As Adriana said in Animator magazine: “I love being thought of as Snow White, even at my time of life! I’m so grateful. It’s much better to have been a part of one of the greatest films ever made than ten mediocre ones.”

In 1994, Adriana was the first voice actress to be named a Disney Legend; Mary Costa and Ilene Woods would follow suit within the next 10 years. She is also reported to have sued Walt Disney Studios for higher compensation for the role, but I can’t find anything on the lawsuit like I could with Ilene’s or Mary’s.

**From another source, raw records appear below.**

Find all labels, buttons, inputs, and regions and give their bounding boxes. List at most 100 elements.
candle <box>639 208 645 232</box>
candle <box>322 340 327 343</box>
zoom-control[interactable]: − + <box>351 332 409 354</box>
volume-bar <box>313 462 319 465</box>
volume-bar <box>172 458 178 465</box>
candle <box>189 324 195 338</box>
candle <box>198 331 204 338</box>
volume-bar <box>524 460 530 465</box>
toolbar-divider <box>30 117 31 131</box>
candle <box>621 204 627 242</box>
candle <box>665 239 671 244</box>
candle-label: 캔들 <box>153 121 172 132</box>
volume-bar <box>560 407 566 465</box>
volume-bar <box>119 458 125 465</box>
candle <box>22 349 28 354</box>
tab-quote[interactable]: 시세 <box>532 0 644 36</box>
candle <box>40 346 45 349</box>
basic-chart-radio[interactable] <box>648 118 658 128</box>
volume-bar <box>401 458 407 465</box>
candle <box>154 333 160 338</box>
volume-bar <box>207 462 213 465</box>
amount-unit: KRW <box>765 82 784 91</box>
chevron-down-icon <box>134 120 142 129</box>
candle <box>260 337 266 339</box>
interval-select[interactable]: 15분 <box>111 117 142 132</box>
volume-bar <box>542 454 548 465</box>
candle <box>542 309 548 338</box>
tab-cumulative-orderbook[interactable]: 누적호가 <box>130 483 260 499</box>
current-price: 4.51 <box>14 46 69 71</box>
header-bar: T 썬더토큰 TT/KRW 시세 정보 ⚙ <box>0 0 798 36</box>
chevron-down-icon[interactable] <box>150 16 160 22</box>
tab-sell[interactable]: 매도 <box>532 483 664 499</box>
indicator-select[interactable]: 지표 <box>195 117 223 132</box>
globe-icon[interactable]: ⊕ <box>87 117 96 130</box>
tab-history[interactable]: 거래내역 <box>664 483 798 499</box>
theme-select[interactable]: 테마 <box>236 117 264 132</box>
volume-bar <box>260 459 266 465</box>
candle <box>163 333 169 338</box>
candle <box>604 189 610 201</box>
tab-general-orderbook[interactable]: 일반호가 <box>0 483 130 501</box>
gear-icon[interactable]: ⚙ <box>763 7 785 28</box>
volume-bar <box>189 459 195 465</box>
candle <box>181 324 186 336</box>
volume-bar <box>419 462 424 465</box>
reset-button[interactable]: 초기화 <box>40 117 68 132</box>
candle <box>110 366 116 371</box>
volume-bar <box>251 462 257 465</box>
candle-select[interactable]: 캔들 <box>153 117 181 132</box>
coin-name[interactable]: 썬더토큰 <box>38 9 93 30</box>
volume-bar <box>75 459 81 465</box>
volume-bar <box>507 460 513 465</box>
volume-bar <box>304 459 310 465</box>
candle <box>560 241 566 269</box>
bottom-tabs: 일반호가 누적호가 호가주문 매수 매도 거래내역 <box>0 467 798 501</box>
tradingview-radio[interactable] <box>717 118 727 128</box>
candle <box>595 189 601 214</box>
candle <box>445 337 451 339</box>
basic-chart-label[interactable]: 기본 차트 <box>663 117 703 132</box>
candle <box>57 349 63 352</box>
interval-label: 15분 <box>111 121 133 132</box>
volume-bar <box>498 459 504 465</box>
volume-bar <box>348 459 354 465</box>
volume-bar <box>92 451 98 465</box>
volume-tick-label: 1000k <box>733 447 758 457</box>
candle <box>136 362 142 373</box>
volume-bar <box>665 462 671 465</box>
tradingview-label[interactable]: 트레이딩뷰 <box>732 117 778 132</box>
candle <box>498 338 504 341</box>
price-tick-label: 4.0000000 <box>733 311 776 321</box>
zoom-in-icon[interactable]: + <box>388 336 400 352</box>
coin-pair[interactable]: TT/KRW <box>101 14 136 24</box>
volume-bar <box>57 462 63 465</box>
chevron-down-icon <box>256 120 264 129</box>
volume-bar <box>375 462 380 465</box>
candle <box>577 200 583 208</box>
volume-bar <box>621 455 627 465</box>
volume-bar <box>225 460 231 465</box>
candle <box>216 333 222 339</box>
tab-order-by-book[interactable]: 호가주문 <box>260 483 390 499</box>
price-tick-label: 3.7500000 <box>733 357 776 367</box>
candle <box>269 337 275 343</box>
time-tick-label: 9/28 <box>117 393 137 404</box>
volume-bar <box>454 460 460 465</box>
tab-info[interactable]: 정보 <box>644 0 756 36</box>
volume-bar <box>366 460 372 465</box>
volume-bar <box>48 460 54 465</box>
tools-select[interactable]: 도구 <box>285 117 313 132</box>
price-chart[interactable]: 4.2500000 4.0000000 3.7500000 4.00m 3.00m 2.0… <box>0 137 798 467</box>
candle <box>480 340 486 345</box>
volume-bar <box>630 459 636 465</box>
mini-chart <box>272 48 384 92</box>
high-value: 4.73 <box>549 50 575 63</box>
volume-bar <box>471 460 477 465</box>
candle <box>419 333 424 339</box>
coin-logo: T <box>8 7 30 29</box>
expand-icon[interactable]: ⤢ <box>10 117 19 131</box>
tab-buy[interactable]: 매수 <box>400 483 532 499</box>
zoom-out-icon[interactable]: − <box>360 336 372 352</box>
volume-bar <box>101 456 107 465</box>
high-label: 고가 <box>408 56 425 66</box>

Today, Snow White is voiced by Katherine Von Till, who has done so since 2011. In 2024, a live action version of Snow White will hit the big screen, with Rachel Zegler as the princess.


“I know that my voice will never die,” Adriana told the Los Angeles Times in 1995. She passed away on January 19, 1997 at the age of 80. Roy Disney paid tribute to her, recognizing the invaluable contribution she’d made back in 1937: “This is certainly the end of an era.”

As Adriana once said: “You will see it all your life and, no matter what happens, it will be preserved—even 2,000 years from now—and I know that my voice will live forever, and that makes me very happy!”